The Rover wound down a road and bumped to a stop. Mr. Denge got manfully out, heaved open a gate, got back and drove through on to an asphalt sweep. In the cracks of the asphalt persisted wintry weeds. This was Cathay: Eva lifted her eyes to it. Spacious, as promised, it was not yet falling down. Above a porch with deep ornamental eaves were leaded windows between exterior plumbing. “We are now on the north side,” said Mr. Denge. “The more desirable rooms face the other way.” The derelict garden ran south also: the English Channel appeared in gashes, some of them largish, between backviews of dwellings edging the cliff. The sea was sheeny as steel today.

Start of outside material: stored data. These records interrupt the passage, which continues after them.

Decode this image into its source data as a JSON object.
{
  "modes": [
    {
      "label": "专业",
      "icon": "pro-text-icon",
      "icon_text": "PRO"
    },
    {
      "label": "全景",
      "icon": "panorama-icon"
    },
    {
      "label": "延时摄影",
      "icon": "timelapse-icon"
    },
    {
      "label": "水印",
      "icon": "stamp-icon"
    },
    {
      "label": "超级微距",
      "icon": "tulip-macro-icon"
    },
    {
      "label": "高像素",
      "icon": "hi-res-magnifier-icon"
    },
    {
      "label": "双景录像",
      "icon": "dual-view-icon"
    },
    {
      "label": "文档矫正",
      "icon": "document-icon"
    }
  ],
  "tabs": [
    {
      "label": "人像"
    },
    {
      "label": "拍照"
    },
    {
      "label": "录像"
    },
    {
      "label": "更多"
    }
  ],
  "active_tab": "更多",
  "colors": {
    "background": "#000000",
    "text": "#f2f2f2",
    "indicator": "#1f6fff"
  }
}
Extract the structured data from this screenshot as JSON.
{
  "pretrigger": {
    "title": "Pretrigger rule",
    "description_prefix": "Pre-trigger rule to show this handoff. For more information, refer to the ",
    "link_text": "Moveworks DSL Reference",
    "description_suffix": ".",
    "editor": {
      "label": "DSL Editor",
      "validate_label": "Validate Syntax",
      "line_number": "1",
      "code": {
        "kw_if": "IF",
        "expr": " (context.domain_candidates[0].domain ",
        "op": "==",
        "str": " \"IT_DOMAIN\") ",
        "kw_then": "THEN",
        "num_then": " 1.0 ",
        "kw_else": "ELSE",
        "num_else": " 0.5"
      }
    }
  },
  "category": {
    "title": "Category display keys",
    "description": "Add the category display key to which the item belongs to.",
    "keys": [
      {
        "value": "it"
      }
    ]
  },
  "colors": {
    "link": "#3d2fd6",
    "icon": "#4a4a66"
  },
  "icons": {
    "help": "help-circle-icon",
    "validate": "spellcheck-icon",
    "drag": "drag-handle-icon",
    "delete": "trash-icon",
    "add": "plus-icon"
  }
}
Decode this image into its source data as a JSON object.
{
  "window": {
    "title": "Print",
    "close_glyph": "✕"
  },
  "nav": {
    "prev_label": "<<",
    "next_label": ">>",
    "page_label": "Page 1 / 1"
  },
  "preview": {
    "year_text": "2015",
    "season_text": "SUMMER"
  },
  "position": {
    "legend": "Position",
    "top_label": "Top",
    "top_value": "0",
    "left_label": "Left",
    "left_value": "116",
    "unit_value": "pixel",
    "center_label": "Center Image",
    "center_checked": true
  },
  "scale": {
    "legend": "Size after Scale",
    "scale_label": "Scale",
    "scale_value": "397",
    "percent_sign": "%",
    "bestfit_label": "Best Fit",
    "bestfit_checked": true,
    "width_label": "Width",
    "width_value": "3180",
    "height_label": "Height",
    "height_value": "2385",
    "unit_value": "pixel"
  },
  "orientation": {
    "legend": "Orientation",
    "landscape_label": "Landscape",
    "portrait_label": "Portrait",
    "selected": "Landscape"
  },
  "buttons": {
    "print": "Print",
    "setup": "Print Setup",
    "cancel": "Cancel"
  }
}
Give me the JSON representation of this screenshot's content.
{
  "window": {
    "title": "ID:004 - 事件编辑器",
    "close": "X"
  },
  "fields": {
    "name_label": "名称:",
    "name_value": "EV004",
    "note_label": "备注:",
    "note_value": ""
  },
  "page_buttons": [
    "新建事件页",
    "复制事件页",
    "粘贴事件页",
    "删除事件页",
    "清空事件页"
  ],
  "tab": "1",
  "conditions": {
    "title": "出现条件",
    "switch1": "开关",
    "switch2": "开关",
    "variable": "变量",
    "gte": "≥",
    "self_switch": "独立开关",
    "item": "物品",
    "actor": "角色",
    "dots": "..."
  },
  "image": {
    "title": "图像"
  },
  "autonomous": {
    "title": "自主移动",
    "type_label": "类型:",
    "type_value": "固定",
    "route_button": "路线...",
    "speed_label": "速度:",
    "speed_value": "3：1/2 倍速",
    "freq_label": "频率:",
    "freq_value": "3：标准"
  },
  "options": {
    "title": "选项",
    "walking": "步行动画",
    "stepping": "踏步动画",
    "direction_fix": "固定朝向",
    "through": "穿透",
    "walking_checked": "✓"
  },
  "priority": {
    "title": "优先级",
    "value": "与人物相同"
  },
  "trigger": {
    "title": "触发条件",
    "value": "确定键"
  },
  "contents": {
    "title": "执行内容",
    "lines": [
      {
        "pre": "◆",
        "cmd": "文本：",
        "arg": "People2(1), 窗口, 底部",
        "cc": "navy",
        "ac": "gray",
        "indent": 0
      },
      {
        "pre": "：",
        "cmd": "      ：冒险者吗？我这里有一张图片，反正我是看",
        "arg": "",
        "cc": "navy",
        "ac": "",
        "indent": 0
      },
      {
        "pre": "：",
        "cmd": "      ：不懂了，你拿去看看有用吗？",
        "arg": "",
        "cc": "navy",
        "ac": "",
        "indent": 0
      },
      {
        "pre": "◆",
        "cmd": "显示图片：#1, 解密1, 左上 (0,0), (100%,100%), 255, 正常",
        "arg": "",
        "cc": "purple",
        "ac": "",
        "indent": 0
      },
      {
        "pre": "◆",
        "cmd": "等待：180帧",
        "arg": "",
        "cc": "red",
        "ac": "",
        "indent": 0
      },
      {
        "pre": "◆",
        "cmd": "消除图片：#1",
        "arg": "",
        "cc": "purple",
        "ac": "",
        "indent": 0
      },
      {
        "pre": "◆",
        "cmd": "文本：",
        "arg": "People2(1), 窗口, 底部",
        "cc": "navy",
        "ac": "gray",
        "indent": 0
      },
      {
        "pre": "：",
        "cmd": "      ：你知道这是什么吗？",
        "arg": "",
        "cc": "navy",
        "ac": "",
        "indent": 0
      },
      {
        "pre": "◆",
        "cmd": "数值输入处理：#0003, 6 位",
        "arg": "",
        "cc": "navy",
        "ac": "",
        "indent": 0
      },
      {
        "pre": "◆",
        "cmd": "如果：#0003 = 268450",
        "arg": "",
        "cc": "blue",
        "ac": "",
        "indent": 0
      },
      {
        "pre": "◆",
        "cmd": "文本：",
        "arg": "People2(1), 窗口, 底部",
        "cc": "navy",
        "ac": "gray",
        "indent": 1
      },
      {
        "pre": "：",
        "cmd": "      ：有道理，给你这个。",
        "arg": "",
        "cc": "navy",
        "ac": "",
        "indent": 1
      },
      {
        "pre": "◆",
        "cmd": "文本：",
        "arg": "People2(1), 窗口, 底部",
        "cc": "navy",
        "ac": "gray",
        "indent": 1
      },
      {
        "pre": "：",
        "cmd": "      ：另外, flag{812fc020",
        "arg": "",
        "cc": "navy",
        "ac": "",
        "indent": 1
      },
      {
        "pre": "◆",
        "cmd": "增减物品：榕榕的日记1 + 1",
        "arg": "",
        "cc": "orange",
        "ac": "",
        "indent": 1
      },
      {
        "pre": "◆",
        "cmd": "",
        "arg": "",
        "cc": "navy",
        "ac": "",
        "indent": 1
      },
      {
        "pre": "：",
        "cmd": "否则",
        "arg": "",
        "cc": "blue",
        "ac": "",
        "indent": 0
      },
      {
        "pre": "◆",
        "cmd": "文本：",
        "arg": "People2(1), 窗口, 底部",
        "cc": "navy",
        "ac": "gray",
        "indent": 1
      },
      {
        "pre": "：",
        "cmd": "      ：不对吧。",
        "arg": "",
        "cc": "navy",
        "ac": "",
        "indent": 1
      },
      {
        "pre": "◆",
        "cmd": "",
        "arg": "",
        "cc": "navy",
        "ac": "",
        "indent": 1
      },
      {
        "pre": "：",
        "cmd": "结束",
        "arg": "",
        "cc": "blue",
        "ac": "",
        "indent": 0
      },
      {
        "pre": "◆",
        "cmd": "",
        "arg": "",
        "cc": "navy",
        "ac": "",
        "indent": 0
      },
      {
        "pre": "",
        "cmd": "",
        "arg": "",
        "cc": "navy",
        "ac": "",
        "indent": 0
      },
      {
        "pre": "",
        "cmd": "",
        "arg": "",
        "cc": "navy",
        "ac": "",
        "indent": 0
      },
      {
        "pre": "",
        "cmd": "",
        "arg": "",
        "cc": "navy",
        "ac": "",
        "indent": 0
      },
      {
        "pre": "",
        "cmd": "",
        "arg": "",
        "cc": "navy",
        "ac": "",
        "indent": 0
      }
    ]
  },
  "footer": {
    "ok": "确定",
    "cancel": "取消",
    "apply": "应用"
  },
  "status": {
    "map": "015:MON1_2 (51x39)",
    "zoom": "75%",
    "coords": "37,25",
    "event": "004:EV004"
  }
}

Eva, on the return from a swift reconnaissance, let Mr. Denge let her into Cathay. He immediately plonked his hat down, in a proprietary manner she did not care for, on a refectory table—the first of Cathay’s appointments to meet her eye. This interior, the entrance or lounge hall, was a darkling salmon-pink where it was not beset by oak just too black to be old. Antlers and ironwork (candle brackets) studed the walls. One breathed a musty aroma—at once dear to her. “Trifle stuffy in here?” murmured Mr. Denge. He made free with one of the windows, throwing it open.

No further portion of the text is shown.